This talk of prophecies and assassination? What was it Verpa knew? Was there a plot against the emperor? The gods forbid it! If Domitian, bad as he was, should be assassinated, it would mean civil war, the second in a generation. The legions in Germania were loyal to him; they would exact a terrible price for his death. Legion fighting legion, blood running in the gutters of Rome, and the barbarians looking on from the sidelines, watching and calculating, just as had happened after Nero’s overthrow. Could anyone, no matter how much they hated Domitian, wish to see that again?
“We pray for better emperors but we serve the one we have.” Pliny repeated the well-worn line, only this time it brought him no comfort.
He found Amatia waiting up for him. “Your wife is asleep,” she said. “She was half out of her mind, I feared for her and the baby. I sent a slave to fetch your doctor, Soranus. He gave her something for her nerves.”
“Thank you, Amatia, I’m in your debt. You go to bed now, you must be exhausted.”
But she seemed reluctant to leave him. “You’re all right?”
“Oh, quite all right. Caesar, ah, wanted some information.” Pliny tried to hide his agitation, but he could feel her eyes boring into him. He realized that his cheek was twitching uncontrollably. Finally, searching for something, anything, to say, he asked, “Have you received a dream from Isis yet?”
“Oh yes. It won’t be long now.”
He waited for her to go on, but she didn’t seem inclined to say more. “Well, I congratulate you. I trust it was more pleasant than my dreams have been, or the emperor’s.
She raised an eyebrow at this but said nothing. She turned and went back to her room.
And Pliny, after looking in on his wife, retired to his. He felt drained. He would have to dress for the ceremony in a couple of hours. He lay in his bed sweating, sick to his stomach, staring at the ceiling.
As the sun came up, Parthenius sat in his apartment across the table from Stephanus. The former steward of Clemens and Domitilla looked thoughtfully at the grand chamberlain. He had just finished making his report on the curious outcome of Verpa’s funeral, for he had met with the poet again. “May I ask what influence you have over this surly fellow who meets me at the popina?” he asked. “Every time he comes he looks angrier.”
“Really? Oh, it’s just something he wants the emperor to grant him with my help.”
“But the emperor won’t be with us much longer.” Stephanus smiled crookedly and touched his bandaged arm.
“A pity for our friend, then.”
“Another thing.

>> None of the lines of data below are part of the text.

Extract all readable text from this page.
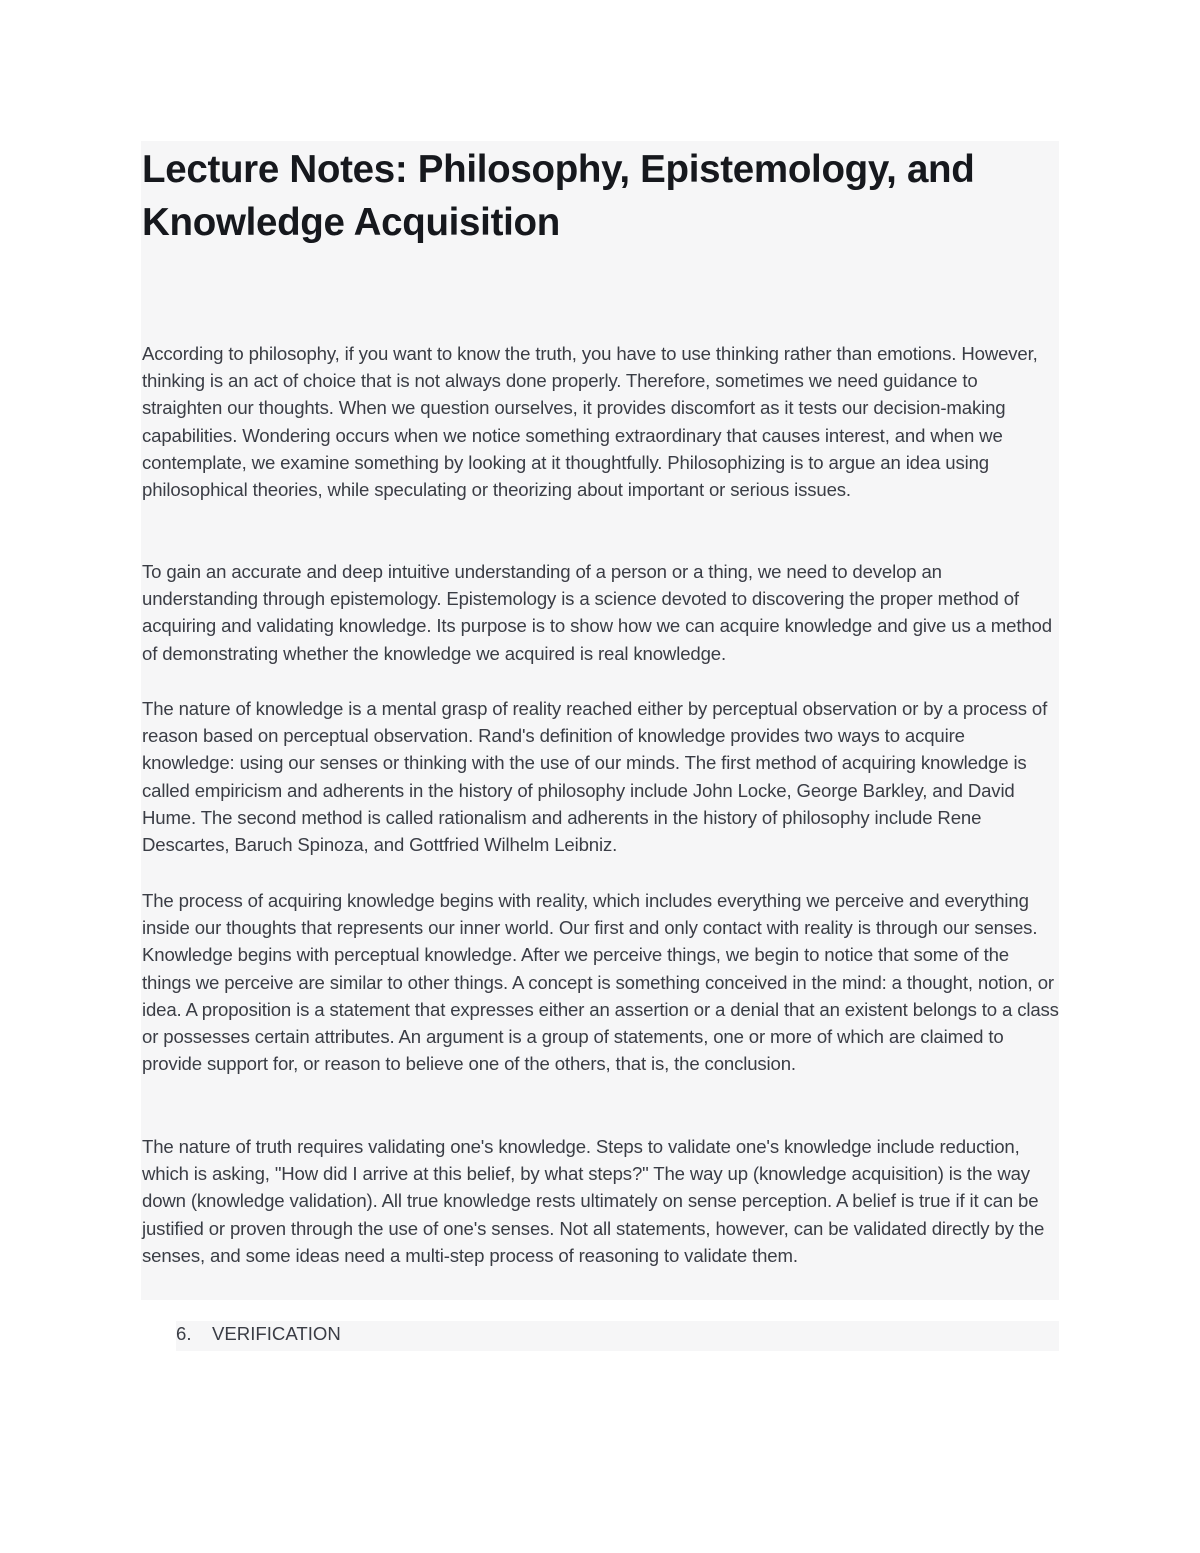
Lecture Notes: Philosophy, Epistemology, and Knowledge Acquisition

According to philosophy, if you want to know the truth, you have to use thinking rather than emotions. However, thinking is an act of choice that is not always done properly. Therefore, sometimes we need guidance to straighten our thoughts. When we question ourselves, it provides discomfort as it tests our decision-making capabilities. Wondering occurs when we notice something extraordinary that causes interest, and when we contemplate, we examine something by looking at it thoughtfully. Philosophizing is to argue an idea using philosophical theories, while speculating or theorizing about important or serious issues.

To gain an accurate and deep intuitive understanding of a person or a thing, we need to develop an understanding through epistemology. Epistemology is a science devoted to discovering the proper method of acquiring and validating knowledge. Its purpose is to show how we can acquire knowledge and give us a method of demonstrating whether the knowledge we acquired is real knowledge.

The nature of knowledge is a mental grasp of reality reached either by perceptual observation or by a process of reason based on perceptual observation. Rand's definition of knowledge provides two ways to acquire knowledge: using our senses or thinking with the use of our minds. The first method of acquiring knowledge is called empiricism and adherents in the history of philosophy include John Locke, George Barkley, and David Hume. The second method is called rationalism and adherents in the history of philosophy include Rene Descartes, Baruch Spinoza, and Gottfried Wilhelm Leibniz.

The process of acquiring knowledge begins with reality, which includes everything we perceive and everything inside our thoughts that represents our inner world. Our first and only contact with reality is through our senses. Knowledge begins with perceptual knowledge. After we perceive things, we begin to notice that some of the things we perceive are similar to other things. A concept is something conceived in the mind: a thought, notion, or idea. A proposition is a statement that expresses either an assertion or a denial that an existent belongs to a class or possesses certain attributes. An argument is a group of statements, one or more of which are claimed to provide support for, or reason to believe one of the others, that is, the conclusion.

The nature of truth requires validating one's knowledge. Steps to validate one's knowledge include reduction, which is asking, "How did I arrive at this belief, by what steps?" The way up (knowledge acquisition) is the way down (knowledge validation). All true knowledge rests ultimately on sense perception. A belief is true if it can be justified or proven through the use of one's senses. Not all statements, however, can be validated directly by the senses, and some ideas need a multi-step process of reasoning to validate them.

6. VERIFICATION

I’m worried about the Purissima, sir. Why is she still there? What is she thinking of? I watch the house as often as I can. She never goes out. I was wondering if I could get in on some pretext.”
“No,” Parthenius replied. “Too risky—for her.” He spread his plump hands. “We must trust she knows what she’s doing. In fact, she may be safer there than anywhere else for the moment.”
Chapter Twenty-one
The Ides of Germanicus. Day nine of the Games.

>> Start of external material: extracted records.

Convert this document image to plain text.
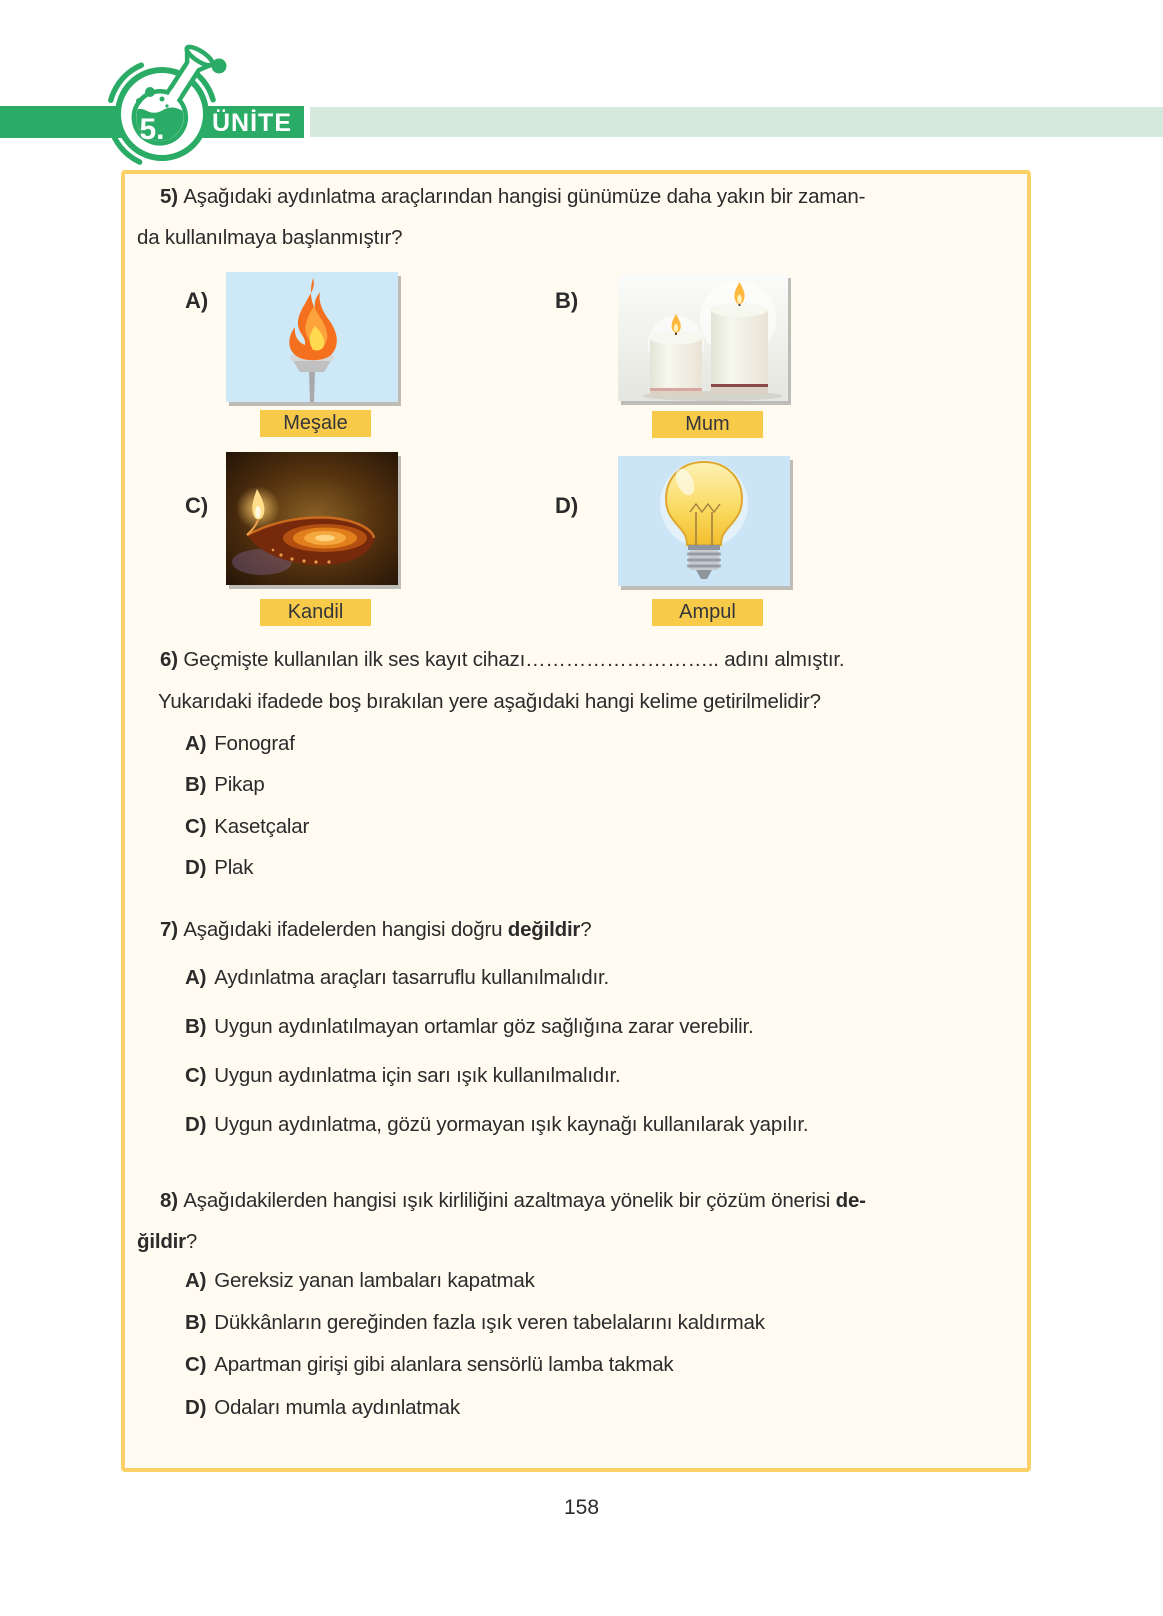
ÜNİTE
5.
5) Aşağıdaki aydınlatma araçlarından hangisi günümüze daha yakın bir zaman-
da kullanılmaya başlanmıştır?
A)	B)
C)	D)
Meşale	Mum
Kandil	Ampul
6) Geçmişte kullanılan ilk ses kayıt cihazı……………………….. adını almıştır.
Yukarıdaki ifadede boş bırakılan yere aşağıdaki hangi kelime getirilmelidir?
A) Fonograf
B) Pikap
C) Kasetçalar
D) Plak
7) Aşağıdaki ifadelerden hangisi doğru değildir?
A) Aydınlatma araçları tasarruflu kullanılmalıdır.
B) Uygun aydınlatılmayan ortamlar göz sağlığına zarar verebilir.
C) Uygun aydınlatma için sarı ışık kullanılmalıdır.
D) Uygun aydınlatma, gözü yormayan ışık kaynağı kullanılarak yapılır.
8) Aşağıdakilerden hangisi ışık kirliliğini azaltmaya yönelik bir çözüm önerisi de-
ğildir?
A) Gereksiz yanan lambaları kapatmak
B) Dükkânların gereğinden fazla ışık veren tabelalarını kaldırmak
C) Apartman girişi gibi alanlara sensörlü lamba takmak
D) Odaları mumla aydınlatmak
158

The second hour of the day.
In the temple of Vesta, little Laelia, ten years old, roused herself from a doze and felt a moment of terror. On the bench by her side, her elder “sister” Fusca nodded, too. Fusca had lectured the little novice all night long, how if the sacred flame should ever be extinguished, mighty Rome would fall. Trembling, the two girls threw sticks on the guttering flame. They had been on duty since midnight, alone in the tiny, circular temple, it being their turn to tend Vesta’s hearth fire. Although tucked away in one corner of the Forum and dwarfed by loftier buildings, this spot was the sacred center of the Roman race. Their other “sisters” would be just now waking and stretching in their beds in the adjoining cloister that was their home and nearly the limit of their world.

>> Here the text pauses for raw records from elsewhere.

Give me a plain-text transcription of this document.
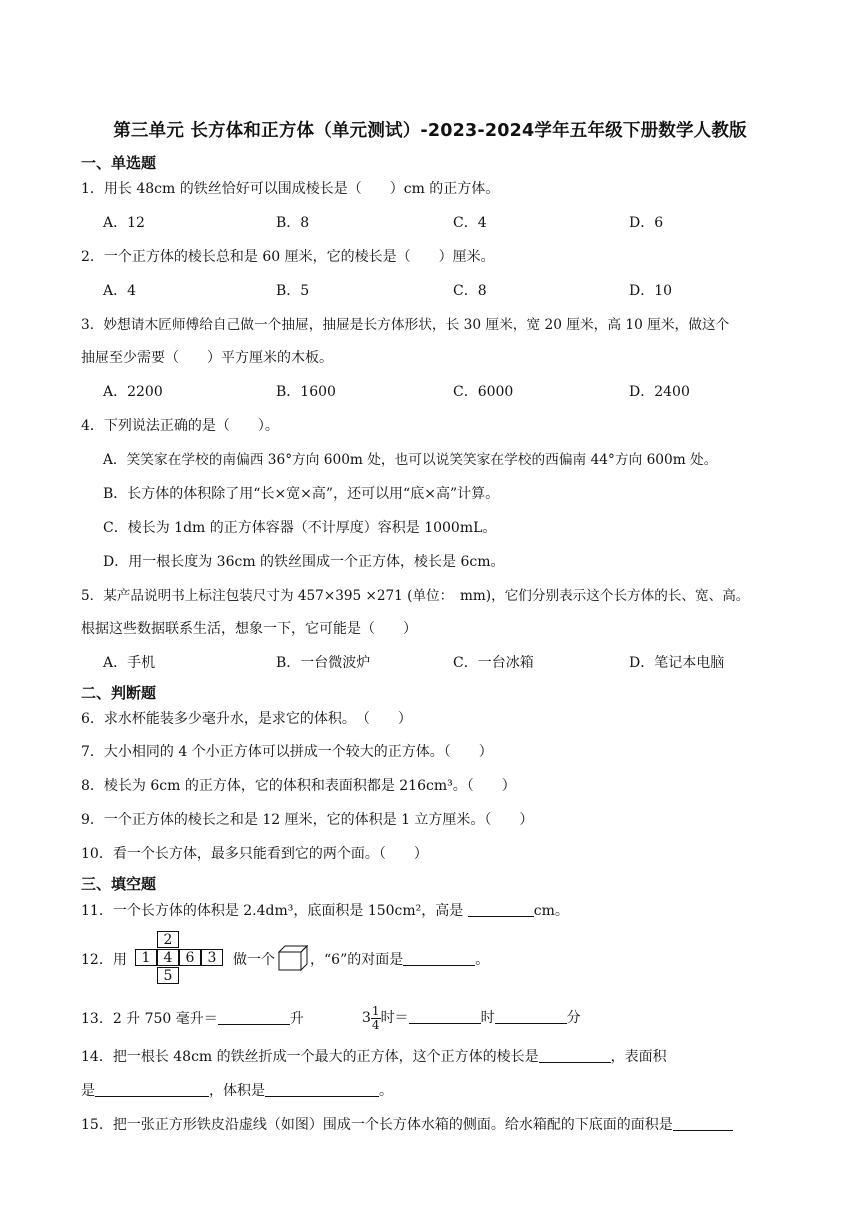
第三单元 长方体和正方体（单元测试）-2023-2024学年五年级下册数学人教版
一、单选题
1．用长 48cm 的铁丝恰好可以围成棱长是（　　）cm 的正方体。
A．12	B．8	C．4	D．6
2．一个正方体的棱长总和是 60 厘米，它的棱长是（　　）厘米。
A．4	B．5	C．8	D．10
3．妙想请木匠师傅给自己做一个抽屉，抽屉是长方体形状，长 30 厘米，宽 20 厘米，高 10 厘米，做这个
抽屉至少需要（　　）平方厘米的木板。
A．2200	B．1600	C．6000	D．2400
4．下列说法正确的是（　　）。
A．笑笑家在学校的南偏西 36°方向 600m 处，也可以说笑笑家在学校的西偏南 44°方向 600m 处。
B．长方体的体积除了用“长×宽×高”，还可以用“底×高”计算。
C．棱长为 1dm 的正方体容器（不计厚度）容积是 1000mL。
D．用一根长度为 36cm 的铁丝围成一个正方体，棱长是 6cm。
5．某产品说明书上标注包装尺寸为 457×395 ×271 (单位：　mm)，它们分别表示这个长方体的长、宽、高。
根据这些数据联系生活，想象一下，它可能是（　　）
A．手机	B．一台微波炉	C．一台冰箱	D．笔记本电脑
二、判断题
6．求水杯能装多少毫升水，是求它的体积。　（　　）
7．大小相同的 4 个小正方体可以拼成一个较大的正方体。（　　）
8．棱长为 6cm 的正方体，它的体积和表面积都是 216cm³。（　　）
9．一个正方体的棱长之和是 12 厘米，它的体积是 1 立方厘米。（　　）
10．看一个长方体，最多只能看到它的两个面。（　　）
三、填空题
11．一个长方体的体积是 2.4dm³，底面积是 150cm²，高是	cm。
12．用
2
1 4 6 3
5
做一个	，“6”的对面是	。
13．2 升 750 毫升＝	升	$3 \frac{1}{4}$ 时＝	时	分
14．把一根长 48cm 的铁丝折成一个最大的正方体，这个正方体的棱长是	，表面积
是	，体积是	。
15．把一张正方形铁皮沿虚线（如图）围成一个长方体水箱的侧面。给水箱配的下底面的面积是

And in this precinct, willing or not, the Vestals would draw out their days in an unceasing round of ritual duties, seldom seeing their families, never knowing the love of a man, on pain of death.
Vesta was not a goddess like Isis, who inspired ecstasy in her devotees. Vesta answered no prayers, offered no blessed afterlife. No myths were told of her. Her temple had no cult statue. But she was the living flame of the primeval kings’ hearth, the heart and soul of Rome. She was tended by six virgins, the king’s daughters once upon a time, who were potent with unspent fertility. Their service was not a joy but a solemn, unsought obligation.
Laelia remembered how almost a year ago the emperor, in his role of Pontifex Maximus, tall and terrifying, had come in great state to her home, spoken the ancient formula, ‘I take thee, Beloved,’ and pulled her roughly by the hand while her father, a Roman senator, stood by, puffed up with pride, and her mother wept.